I've never used the C100, but most that have them seem to love them and there's no doubt that the image it makes is very good. Personally, the ergonomics of the Cx00 series don't fit my shooting style, but others LOVE them and if you're one of those that do like it, you can probably do great things with it.
What are you using for ENG now? What would you get out of the new stuff?
Right now I have a 5D3 and EF lenses (16-35, 24-105, 70-200 2.8, 2x teleconverter, 28 2.8 IS, 35 f/2.0 IS, 50 1.4, 100 2.8 macro), EOS-M with adapter, and 60D, Tokina 50-135 2.8, Tokina 11-16) and a bunch of other gear (audio, tripods , etc).
I do some event coverage, and documentaries. I want to do more of this. I have been thinking of the C100, at least my lenses would be useful. But I'd also like to have something all-in-one, quick to grab, with a GP all around lens. Thinking of the XA20 or XF200, or maybe even just a little Panasonic camcorder. Not sure what to do. C300 is too much $. Don't know much about the new Panasonic GH4 (with the audio add-on) but I suspect this cam is over-hyped.
What do you think?
My 'bread and butter' camera is a Panasonic 2700(P2 VariCam) w/Fuji HA13x4.5. I bought the C300 mainly just for sit-down interviews and 'artsy b-roll' for feature pieces, but I do work on one show that specifies the C300 as THE camera(The bulk of that show should really be shot with a "real ENG" camera, but a lens like the 17-120 would help).

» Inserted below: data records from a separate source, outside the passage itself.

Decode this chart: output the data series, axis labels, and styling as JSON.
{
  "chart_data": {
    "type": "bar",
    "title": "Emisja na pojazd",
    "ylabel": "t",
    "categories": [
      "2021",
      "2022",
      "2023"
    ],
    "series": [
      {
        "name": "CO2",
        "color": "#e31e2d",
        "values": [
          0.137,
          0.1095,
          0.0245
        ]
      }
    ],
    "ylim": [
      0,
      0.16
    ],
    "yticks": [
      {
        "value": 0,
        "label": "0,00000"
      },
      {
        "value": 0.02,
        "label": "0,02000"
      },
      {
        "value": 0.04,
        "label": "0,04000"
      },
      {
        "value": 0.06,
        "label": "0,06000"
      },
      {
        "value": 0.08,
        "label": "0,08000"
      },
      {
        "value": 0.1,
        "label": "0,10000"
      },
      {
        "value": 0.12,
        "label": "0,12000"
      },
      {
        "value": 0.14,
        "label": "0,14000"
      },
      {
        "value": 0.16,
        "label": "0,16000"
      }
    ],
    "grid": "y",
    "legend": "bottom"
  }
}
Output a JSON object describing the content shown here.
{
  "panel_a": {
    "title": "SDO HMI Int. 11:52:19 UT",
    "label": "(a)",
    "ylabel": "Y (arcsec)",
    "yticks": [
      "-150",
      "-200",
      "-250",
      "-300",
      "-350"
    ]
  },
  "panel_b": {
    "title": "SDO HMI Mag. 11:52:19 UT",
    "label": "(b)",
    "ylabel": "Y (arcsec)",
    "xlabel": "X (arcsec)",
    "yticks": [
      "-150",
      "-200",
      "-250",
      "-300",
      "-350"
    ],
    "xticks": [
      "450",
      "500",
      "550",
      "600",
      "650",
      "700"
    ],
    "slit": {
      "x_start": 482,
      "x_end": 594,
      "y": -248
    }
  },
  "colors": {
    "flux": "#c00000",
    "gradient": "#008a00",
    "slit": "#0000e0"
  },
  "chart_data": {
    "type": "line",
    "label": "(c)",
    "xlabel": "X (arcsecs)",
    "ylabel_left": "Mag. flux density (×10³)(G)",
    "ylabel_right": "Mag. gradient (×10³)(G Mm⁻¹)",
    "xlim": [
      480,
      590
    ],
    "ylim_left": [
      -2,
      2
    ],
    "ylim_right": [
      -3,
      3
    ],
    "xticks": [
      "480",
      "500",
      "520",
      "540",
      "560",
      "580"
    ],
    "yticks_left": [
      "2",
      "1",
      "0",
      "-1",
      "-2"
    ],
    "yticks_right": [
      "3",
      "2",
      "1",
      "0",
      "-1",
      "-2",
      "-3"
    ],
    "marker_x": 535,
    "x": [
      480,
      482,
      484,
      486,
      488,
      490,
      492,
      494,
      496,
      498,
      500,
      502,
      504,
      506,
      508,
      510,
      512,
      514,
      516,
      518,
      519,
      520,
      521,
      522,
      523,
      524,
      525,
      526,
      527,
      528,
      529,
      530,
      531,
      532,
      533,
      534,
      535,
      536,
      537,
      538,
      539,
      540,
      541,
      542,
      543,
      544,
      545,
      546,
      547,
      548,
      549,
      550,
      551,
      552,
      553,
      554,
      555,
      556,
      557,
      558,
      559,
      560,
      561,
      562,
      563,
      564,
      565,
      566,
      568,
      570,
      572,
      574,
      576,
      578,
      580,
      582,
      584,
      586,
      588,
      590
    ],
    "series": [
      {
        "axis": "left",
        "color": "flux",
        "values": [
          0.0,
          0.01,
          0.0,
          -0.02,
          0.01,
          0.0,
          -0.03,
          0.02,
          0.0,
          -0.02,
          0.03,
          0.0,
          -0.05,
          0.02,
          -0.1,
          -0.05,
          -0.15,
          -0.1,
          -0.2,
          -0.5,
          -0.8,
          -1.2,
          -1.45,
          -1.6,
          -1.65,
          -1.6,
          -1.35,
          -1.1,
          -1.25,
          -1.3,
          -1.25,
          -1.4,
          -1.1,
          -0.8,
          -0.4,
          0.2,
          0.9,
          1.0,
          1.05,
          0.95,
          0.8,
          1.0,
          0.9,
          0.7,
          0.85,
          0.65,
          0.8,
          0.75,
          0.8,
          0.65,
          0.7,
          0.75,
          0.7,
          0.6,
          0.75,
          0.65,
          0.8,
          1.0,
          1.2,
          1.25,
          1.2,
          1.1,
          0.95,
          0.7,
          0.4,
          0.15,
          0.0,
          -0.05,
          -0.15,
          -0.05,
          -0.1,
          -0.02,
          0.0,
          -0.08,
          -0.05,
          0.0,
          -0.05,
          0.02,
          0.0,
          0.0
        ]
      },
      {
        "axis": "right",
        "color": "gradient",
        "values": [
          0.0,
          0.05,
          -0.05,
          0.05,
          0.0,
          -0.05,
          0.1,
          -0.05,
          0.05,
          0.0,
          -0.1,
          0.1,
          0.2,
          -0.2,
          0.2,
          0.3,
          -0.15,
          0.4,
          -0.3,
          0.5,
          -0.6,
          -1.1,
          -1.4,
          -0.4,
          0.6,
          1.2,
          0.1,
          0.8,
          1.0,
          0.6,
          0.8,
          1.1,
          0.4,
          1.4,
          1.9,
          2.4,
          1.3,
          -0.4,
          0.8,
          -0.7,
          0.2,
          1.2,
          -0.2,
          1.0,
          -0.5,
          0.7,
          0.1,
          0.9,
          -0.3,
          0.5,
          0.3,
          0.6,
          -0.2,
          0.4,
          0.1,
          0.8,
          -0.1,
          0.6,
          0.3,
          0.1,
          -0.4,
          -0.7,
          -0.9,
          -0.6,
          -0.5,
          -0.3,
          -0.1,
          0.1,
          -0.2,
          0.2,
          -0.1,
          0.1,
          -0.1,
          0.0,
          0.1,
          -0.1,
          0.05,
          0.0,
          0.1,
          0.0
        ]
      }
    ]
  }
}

I've never shot extensively with a 5 for video. I have two mkII's and a mkIII, but I bought them for stills. But I have used my mkIII a few times for a third or fourth angle/lock-off. We've all seen the beautiful images that can be made with it, but I couldn't imagine trying to cover an event with one. I look at them primarily as a still cam, but if I look at it in the video sense, it should be more of a specialty camera (interviews, specialty shots/b-roll) not a general ENG camera substitute. You would be much better served with a true camcorder, like the XF200 you mentioned.
It's not always just about weight. My ENG camera(lens, battery, VF) is 25-30 lbs and I can shoot a lot longer(and better) than I can with my C300 that clocks in around 10lbs(grip, batt, LCD, and a lens).
That being said, at this point in time, I don't see this lens becoming a part of my arsenal. Even as ideal as it would be for one of the shows I occasionally work on with the C300(and their rate really doesn't justify it).
My rep said it was probably going to be either 17-110 or 20-120, BUT it's 17-120 T2.95. And list is $33K. Not bad… Less expensive and wider range than the Fuji Cabrio 19-90. Now we'll just have to see how it stacks up optically. The Fuji's are excellent.